The sale was arranged by Audio XL, Soundcraft’s Benelux distributors, who were also responsible for the demo.
The desk is configured with 72 inputs, 16 outputs, and supplied with two DSP expansion cards. “If necessary we can upgrade the channel count by adding further cards to the Stage Rack,” said Balk.
Another of the venue’s freelance sound engineers, Ard Boot, added that the Melkweg’s pool of technicians had all backed the decision. “What we like is the flexibility of the desk and its size. The fact that we already owned the Vi4 made it a logical step to buy the Vi6.” The venue also has the facility to relocate the console between the Oude Zaal and the venue’s main ‘Max’ room.

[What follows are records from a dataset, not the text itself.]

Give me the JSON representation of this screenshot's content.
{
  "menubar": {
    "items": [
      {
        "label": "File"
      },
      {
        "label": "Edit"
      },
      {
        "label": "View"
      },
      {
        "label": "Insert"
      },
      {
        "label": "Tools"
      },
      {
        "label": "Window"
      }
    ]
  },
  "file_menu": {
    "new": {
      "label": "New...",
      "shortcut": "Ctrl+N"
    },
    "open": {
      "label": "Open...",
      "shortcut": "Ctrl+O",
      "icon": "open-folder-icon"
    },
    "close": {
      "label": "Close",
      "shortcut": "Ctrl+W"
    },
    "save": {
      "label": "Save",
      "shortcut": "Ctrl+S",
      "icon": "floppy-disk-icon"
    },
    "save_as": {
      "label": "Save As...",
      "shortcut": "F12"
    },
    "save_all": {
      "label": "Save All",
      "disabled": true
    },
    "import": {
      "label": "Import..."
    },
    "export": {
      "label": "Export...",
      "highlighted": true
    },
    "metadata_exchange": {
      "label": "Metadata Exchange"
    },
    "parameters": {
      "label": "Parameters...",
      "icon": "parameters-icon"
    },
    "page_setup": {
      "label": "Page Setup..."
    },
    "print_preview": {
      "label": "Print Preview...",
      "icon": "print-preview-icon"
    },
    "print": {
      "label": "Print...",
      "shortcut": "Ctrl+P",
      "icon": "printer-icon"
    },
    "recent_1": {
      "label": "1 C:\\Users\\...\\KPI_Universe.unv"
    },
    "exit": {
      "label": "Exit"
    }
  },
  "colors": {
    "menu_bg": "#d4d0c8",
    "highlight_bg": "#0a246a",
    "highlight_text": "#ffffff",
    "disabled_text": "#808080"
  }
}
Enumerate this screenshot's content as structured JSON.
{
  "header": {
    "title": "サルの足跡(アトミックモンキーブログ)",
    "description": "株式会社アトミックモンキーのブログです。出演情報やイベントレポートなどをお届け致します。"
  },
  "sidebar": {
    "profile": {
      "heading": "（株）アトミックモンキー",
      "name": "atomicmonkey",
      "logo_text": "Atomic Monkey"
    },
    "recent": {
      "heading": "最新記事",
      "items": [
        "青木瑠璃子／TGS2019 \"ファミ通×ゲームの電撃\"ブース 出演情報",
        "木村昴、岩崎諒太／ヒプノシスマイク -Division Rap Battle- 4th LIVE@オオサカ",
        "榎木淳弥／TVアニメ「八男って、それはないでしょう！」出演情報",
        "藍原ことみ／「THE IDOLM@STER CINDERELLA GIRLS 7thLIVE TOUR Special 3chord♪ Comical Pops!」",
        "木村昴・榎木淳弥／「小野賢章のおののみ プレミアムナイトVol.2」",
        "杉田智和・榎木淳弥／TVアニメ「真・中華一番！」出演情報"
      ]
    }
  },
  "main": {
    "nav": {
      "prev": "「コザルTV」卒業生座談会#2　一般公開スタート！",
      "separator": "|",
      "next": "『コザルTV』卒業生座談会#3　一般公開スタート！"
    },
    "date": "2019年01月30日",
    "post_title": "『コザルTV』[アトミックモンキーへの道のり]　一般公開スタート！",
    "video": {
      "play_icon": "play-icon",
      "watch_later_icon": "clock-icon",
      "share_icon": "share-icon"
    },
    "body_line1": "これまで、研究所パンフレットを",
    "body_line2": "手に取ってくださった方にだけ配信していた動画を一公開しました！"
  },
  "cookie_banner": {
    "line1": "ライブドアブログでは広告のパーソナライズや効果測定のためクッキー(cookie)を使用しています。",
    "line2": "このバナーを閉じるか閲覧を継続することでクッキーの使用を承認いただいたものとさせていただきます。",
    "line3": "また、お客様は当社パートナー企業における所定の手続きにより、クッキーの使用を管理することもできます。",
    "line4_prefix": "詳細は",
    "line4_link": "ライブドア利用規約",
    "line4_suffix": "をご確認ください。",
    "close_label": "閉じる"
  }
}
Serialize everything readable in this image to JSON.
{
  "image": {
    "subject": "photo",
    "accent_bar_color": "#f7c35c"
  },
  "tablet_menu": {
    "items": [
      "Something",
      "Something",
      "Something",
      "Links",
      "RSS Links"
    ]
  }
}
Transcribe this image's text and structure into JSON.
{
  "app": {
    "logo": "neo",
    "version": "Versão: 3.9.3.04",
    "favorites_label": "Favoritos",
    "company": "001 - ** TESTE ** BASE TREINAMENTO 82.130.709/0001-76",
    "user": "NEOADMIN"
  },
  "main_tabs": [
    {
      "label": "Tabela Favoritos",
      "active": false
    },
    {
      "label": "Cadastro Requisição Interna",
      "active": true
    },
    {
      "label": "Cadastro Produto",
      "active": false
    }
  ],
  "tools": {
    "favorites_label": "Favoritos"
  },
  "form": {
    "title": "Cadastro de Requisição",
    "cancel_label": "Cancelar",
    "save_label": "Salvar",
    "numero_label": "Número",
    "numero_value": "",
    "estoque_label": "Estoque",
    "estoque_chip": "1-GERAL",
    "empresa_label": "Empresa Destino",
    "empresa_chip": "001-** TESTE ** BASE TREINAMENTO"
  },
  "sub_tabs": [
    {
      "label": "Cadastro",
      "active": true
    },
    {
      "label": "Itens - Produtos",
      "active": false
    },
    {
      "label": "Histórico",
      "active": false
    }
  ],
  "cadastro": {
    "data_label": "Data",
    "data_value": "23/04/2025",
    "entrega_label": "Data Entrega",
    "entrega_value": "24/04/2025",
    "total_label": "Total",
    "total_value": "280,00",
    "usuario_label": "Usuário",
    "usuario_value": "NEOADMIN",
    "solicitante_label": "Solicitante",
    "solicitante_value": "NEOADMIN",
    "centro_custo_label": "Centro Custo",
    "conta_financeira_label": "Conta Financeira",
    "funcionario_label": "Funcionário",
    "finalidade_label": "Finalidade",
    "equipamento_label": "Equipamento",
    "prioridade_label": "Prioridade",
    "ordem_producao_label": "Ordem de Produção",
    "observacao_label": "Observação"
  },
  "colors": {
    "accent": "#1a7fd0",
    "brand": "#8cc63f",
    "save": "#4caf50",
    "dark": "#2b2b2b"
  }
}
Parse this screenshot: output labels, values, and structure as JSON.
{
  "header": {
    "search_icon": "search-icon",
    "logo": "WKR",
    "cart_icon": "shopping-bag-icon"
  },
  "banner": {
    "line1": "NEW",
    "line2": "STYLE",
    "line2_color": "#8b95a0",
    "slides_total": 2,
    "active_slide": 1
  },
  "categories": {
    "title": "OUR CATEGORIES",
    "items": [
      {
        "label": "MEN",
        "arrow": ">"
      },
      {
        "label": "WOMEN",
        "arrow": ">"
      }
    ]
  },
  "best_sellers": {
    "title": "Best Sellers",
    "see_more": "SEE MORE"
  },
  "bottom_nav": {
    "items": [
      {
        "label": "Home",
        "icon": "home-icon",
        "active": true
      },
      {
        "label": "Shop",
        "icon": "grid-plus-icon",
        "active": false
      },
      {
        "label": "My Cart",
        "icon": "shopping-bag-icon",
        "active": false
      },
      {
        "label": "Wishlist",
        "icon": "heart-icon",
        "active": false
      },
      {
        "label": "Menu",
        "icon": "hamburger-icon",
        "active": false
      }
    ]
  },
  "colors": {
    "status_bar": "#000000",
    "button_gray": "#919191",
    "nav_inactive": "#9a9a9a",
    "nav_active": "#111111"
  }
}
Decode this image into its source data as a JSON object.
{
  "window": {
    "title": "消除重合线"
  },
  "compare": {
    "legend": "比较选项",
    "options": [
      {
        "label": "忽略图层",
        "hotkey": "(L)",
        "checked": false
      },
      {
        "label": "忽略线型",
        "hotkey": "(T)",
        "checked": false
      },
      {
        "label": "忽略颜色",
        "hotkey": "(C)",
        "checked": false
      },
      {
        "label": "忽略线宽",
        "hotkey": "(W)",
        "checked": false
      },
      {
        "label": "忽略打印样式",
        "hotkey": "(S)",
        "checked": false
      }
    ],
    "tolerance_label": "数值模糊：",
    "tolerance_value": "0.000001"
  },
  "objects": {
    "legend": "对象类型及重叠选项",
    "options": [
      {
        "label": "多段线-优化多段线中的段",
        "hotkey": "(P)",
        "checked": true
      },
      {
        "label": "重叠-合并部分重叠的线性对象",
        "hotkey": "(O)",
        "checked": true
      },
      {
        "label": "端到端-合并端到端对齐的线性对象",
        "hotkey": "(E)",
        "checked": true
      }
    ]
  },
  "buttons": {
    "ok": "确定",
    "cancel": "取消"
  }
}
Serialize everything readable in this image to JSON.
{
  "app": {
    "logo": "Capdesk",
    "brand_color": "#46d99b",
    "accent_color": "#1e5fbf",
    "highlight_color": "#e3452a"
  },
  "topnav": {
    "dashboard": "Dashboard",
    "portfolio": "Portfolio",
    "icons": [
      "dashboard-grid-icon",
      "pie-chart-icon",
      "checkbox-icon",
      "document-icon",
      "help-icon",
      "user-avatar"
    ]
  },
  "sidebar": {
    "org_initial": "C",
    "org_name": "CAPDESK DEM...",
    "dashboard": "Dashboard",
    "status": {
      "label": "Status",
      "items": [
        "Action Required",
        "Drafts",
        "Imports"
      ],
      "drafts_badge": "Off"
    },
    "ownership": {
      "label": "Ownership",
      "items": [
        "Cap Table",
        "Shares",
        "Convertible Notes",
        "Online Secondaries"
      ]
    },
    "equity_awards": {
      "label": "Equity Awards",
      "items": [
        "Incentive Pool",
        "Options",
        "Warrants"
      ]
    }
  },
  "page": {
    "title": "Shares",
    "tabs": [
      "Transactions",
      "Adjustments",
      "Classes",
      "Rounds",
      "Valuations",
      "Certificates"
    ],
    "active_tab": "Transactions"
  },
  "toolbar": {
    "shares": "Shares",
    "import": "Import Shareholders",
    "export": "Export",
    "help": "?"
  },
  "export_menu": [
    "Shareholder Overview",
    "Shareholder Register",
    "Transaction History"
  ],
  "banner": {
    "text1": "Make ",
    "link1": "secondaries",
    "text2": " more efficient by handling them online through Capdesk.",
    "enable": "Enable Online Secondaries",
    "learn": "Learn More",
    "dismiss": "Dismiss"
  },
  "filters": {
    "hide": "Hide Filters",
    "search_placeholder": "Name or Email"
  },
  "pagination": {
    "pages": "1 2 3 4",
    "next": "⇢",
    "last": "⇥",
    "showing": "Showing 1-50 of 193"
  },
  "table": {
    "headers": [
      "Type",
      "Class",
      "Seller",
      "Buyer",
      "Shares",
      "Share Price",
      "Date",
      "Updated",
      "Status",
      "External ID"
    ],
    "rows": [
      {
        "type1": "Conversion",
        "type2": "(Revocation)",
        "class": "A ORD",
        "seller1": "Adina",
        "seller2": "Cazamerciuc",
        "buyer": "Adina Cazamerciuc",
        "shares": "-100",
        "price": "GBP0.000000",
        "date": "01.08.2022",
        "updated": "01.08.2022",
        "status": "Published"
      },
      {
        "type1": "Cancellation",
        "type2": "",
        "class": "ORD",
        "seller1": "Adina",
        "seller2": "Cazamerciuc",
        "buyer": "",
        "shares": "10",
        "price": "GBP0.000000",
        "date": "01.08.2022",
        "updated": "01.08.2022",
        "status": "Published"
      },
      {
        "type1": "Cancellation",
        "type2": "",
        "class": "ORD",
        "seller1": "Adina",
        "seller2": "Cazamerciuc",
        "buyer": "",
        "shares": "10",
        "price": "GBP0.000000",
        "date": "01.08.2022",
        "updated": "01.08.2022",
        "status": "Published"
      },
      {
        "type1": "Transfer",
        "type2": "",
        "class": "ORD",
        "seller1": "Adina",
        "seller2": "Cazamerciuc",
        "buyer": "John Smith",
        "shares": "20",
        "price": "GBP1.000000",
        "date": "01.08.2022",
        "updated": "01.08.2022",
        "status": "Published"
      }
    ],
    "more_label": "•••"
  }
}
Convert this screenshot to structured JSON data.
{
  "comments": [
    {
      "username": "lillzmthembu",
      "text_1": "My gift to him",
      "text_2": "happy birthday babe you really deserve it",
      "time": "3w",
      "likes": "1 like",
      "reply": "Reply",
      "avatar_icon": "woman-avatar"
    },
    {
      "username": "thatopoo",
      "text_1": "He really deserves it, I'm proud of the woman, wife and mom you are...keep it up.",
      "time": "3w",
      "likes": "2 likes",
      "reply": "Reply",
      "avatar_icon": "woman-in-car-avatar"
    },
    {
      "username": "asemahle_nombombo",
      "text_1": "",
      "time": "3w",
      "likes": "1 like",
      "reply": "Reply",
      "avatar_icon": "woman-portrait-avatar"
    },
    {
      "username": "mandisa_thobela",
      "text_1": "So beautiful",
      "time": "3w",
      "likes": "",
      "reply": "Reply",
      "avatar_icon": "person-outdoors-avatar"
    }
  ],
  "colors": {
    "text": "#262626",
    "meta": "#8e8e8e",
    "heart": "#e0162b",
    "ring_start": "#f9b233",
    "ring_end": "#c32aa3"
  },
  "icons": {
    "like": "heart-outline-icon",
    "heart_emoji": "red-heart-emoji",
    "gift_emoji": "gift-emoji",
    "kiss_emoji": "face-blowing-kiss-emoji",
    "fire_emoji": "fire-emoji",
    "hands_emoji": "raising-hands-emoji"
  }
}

Back in 2009 Richard Balk and his team had thoroughly researched the market before voting in favour of Soundcraft, noting that other desks they reviewed at the time had often been too complicated. He was already familiar with the Soundcraft digital topology and knew that the Vi platform would provide a fast-track learning curve for uninitiated engineers, boosted by the library of Lexicon FX and BSS EQ’s.
At the same time the FOH station was specially modified; since Dutch sound engineers tend to be tall a clever custom feature was to have special brackets made to elevate the mixing desk, which travelled up and down over a distance of 20cm. This ensured that their hands were always at the right angle to the desk for maximum comfort.
The senior technician confirms that the decision to standardise on Soundcraft has met with the full approval of his team. He also confirms that the Melkweg simultaneouslychanged the set-up in monitor world, adding a new 72-channel input box and 48-channel broadcast output, along with the rest of the infra-structure.
Caption: Melkweg sound engineers, Ard Boot (left) and Richard Balk with their new Soundcraft Vi6
The Melkweg is operated as a multi-room, non-profit making venue by the Stichting Foundation and funded by the local government. Originally built as a sugar factory it later became a milk depot (hence the name). By the late 1960’s it had been abandoned until local hippies asked the council if they could stage a couple of “happenings” there — and this revived interest. The venue thrived during the punk era of the mid-to-late 80’s so that by 1995 they were able to take space from the adjoining City Theatre to develop “The MAX”. However, the original “Old Room” remains. Aside from its two band/dance rooms Melkweg also operates a 150-seat theatre and a cinema and is available for private hire. Recently a new 800-seat venue has been constructed on the roof in a joint venture with the City Theatre, and co-funded by the local government and sponsors.